Dynamic effective connectivity networks (dECNs) reveal the changing directed brain activity and the dynamic causal influences among brain regions, which facilitate the identification of individual differences and enhance the understanding of human brain. Although the existing causal discovery methods have shown promising results in effective connectivity network analysis, they often overlook the dynamics of causality, in addition to the incorporation of spatio-temporal information in brain activity data. To address these issues, we propose a deep spatio-temporal fusion architecture, which employs a dynamic causal deep encoder to incorporate spatio-temporal information into dynamic causality modeling, and a dynamic causal deep decoder to verify the discovered causality. The effectiveness of the proposed method is first illustrated with simulated data. Then, experimental results from Philadelphia Neurodevelopmental Cohort (PNC) demonstrate the superiority of the proposed method in inferring dECNs, which reveal the dynamic evolution of directed flow between brain regions. The analysis shows the difference of dECNs between young adults and children. Specifically, the directed brain functional networks transit from fluctuating undifferentiated systems to more stable specialized networks as one grows. This observation provides further evidence on the modularization and adaptation of brain networks during development, leading to higher cognitive abilities observed in young adults.

Paper Structure

This paper contains 18 sections, 20 equations, 5 figures, 3 tables.

Figures (5)

  • Figure 1: (a) The flow chart of STDCDAE, which demonstrates how the $i$-th deep auto-encoder in STDCDAE infers intrinsic dynamic causality for the $i$-th node. DCDE represents the dynamic causal deep encoder . DCDD represents the dynamic causal deep decoder. TIE and SIF represent temporal information extraction and spatial information fusion, respectively.

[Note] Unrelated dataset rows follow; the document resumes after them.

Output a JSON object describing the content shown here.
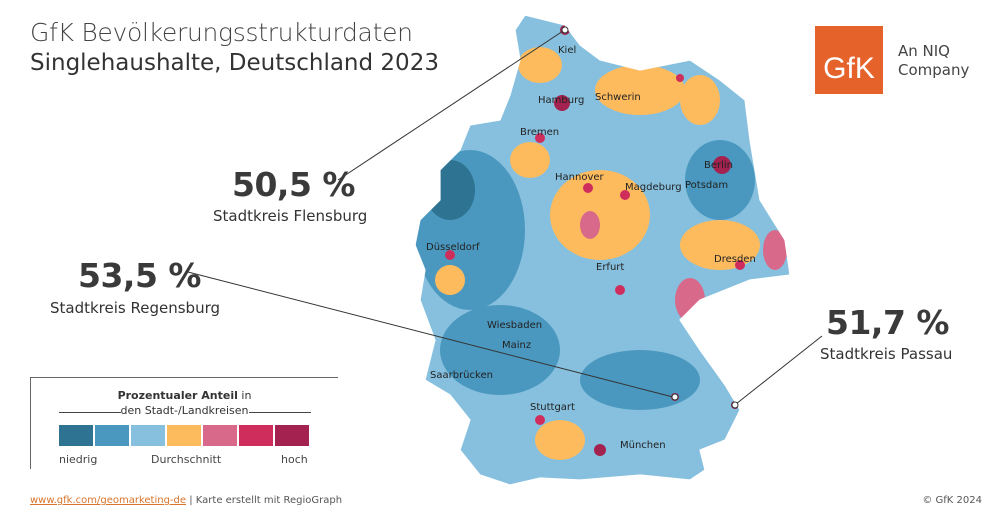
{
  "header": {
    "title": "GfK Bevölkerungsstrukturdaten",
    "subtitle": "Singlehaushalte, Deutschland 2023"
  },
  "logo": {
    "mark": "GfK",
    "tagline_line1": "An NIQ",
    "tagline_line2": "Company",
    "color": "#e5632b"
  },
  "callouts": [
    {
      "value": "50,5 %",
      "label": "Stadtkreis Flensburg"
    },
    {
      "value": "53,5 %",
      "label": "Stadtkreis Regensburg"
    },
    {
      "value": "51,7 %",
      "label": "Stadtkreis Passau"
    }
  ],
  "cities": [
    "Kiel",
    "Hamburg",
    "Schwerin",
    "Bremen",
    "Berlin",
    "Potsdam",
    "Hannover",
    "Magdeburg",
    "Düsseldorf",
    "Dresden",
    "Erfurt",
    "Wiesbaden",
    "Mainz",
    "Saarbrücken",
    "Stuttgart",
    "München"
  ],
  "legend": {
    "title_bold": "Prozentualer Anteil",
    "title_rest1": " in",
    "title_line2": "den Stadt-/Landkreisen",
    "low": "niedrig",
    "mid": "Durchschnitt",
    "high": "hoch",
    "colors": [
      "#2e7391",
      "#4a98bf",
      "#86c0de",
      "#fdbb5e",
      "#d9698a",
      "#cf2d5c",
      "#a3224f"
    ]
  },
  "footer": {
    "link": "www.gfk.com/geomarketing-de",
    "text": " | Karte erstellt mit RegioGraph",
    "copyright": "© GfK 2024"
  }
}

MMG represents mask matrix generation. RL means representation learning. TIP represents temporal information processing. (b) The calculation process of the TIE module in STDCDAE. (c) The calculation process of the SIF module in STDCDAE.
  • Figure 2: The brain functional networks of children and young adults inferred by different methods, where the first row shows the ECNs inferred by different causal discovery algorithms, and the second row shows the FCNs inferred by different correlation coefficients. Compared with cMLP and cLSTM, STDCDAE reveals clearer different ECN patterns between groups. Meanwhile, compared with the FCNs revealed by correlation coefficients, the ECNs inferred by STDCDAE not only capture the directed relationship among ROIs, but also exhibit higher sparsity, which is helpful for revealing the essential differences between different groups.
  • Figure 3: (a) The proportion of different connections between children and young adults. (b) The distribution of dECs in different RSNs and the information interaction patterns of each RSN in children. (c) The distribution of dECs in different RSNs and the information interaction patterns of each RSN in young adults. (d) The distribution of enhanced dECs in different RSNs. (e) The distribution of weakened dECs in different RSNs.
  • Figure 4: (a) The fluctuation of dEC intensity over time between ROIs and the fluctuation of dEC intensity within and between RSNs over time in children. (b) The fluctuation of dEC intensity over time between ROIs and the fluctuation of dEC intensity within and between RSNs over time in young adults.
  • Figure 5: The changes in information exchange patterns of brain functional network hubs over time. In this figure, the x-axis represents scan time and the y-axis represents the information flow intensity, every point stands for the directed flow intensity between RSNs of a subject at that time. (a) Changes in SSN information interaction patterns for children and young adults over time, with blue representing children and yellow representing young adults (the same below). The mean and 95% confidence interval are shown in (d). (b) Changes in DMN information interaction patterns for children and young adults over time. The mean and 95% confidence interval are shown in (e). (c) Changes in VN information interaction patterns for children and young adults over time. The mean and 95% confidence interval are shown in (f).